II. VIDEO CONFERENCING
Husband also asserts that the circuit court erred in conducting the modification hearing by two-way video conference with equipment that was not fully functional. He argues that the court's procedure was contrary to the Maryland Rules and did not afford him full participation in the hearing. Husband's concerns are not borne out by the record.
In January 2018, Husband filed a motion to appear at the hearing by telephone or for the court to allow him to renew his U.S. passport so he could attend in person. The motion requested that his testimony "be transmitted either through a speaker phone or video phone, depending on the Court's availability of electronic communication." The court granted his motion, and Husband appeared at the hearing by two-way video conferencing.
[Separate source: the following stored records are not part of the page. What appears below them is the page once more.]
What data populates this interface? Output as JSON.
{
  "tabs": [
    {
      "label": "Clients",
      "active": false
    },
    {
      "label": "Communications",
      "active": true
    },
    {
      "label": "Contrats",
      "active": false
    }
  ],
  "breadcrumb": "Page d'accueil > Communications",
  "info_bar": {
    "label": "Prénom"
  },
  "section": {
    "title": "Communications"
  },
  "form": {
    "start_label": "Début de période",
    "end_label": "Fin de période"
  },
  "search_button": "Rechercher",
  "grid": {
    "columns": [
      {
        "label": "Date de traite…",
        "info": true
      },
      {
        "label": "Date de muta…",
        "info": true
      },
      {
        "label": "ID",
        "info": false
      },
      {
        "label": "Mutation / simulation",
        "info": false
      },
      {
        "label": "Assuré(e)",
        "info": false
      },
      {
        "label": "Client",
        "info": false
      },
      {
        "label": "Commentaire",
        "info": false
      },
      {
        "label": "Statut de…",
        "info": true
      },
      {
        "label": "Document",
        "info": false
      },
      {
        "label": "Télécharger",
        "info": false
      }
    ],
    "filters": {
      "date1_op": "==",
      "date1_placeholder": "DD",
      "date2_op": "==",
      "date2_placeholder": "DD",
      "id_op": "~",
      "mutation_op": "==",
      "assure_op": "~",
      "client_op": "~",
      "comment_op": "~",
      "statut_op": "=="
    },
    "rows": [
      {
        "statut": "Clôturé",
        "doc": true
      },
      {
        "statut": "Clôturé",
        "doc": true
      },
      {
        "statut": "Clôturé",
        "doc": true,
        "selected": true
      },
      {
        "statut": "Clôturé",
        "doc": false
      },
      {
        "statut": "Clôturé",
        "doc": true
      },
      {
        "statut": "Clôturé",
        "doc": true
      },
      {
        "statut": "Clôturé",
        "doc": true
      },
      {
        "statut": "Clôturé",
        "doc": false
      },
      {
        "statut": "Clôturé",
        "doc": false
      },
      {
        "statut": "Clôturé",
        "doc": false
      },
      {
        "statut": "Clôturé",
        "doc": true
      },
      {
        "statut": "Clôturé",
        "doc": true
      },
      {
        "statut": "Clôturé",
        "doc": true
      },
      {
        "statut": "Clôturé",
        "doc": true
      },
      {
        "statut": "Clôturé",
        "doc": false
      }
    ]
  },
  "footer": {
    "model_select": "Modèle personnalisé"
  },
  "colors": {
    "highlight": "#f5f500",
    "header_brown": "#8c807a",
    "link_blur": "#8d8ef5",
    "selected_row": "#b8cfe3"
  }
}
Maryland Rule 2-513 (now deleted) governed testimony taken by telephone when the court conducted the modification hearing. While that rule only applied to telephonic testimony, it did "not preclude testimony by other remote means allowed by law or, with the approval of the court, agreed to by the parties." MD. RULE 2-513(a). As of July 2018, Rule 2-803 permits a participant in an evidentiary proceeding to participate by "means of remote electronic participation," so long as it does not cause "substantial prejudice to any party or adversely affect the fairness of the proceeding." MD. RULE 2-803(a), (c)(2)(B). Under Rule 2-804(d), video conferencing is preferable to "mere audio." --------
As the Court of Appeals noted in Attorney Grievance Comm'n of Md. v. Agbaje, 438 Md. 695, 719 (2014), "to the extent [the witness] was unwilling or unable to appear personally, allowing her to testify over real-time video conference constituted a reasonable alternative." Given Husband's inability to travel to the U.S. to appear in person, we similarly find that the two-way video conference used here was a reasonable alternative. There is no merit to Husband's claim that the court's grant of his own request to appear by video conference was improper or prevented him from fully participating in the hearing.
We also find no support for Husband's claim that the "trial was replete with technical difficulties and multiple disconnections" such that the court could not understand his full testimony. At the start of the hearing, the video equipment was tested, and Husband stated he could see and hear his attorney. Except for the unintelligibility of words here and there, the court reporter appears to have had no trouble transcribing Husband's testimony. The video call dropped on two occasions, was intentionally discontinued during the lunch break, was muted during a court recess, and resumed shortly thereafter with no apparent difficulty. We see nothing to suggest that Husband was not afforded a full and fair hearing.
Accordingly, we affirm the circuit court's challenged findings and orders.
JUDGMENT OF THE CIRCUIT COURT FOR MONTGOMERY COUNTY AFFIRMED; COSTS ASSESSED TO APPELLANT.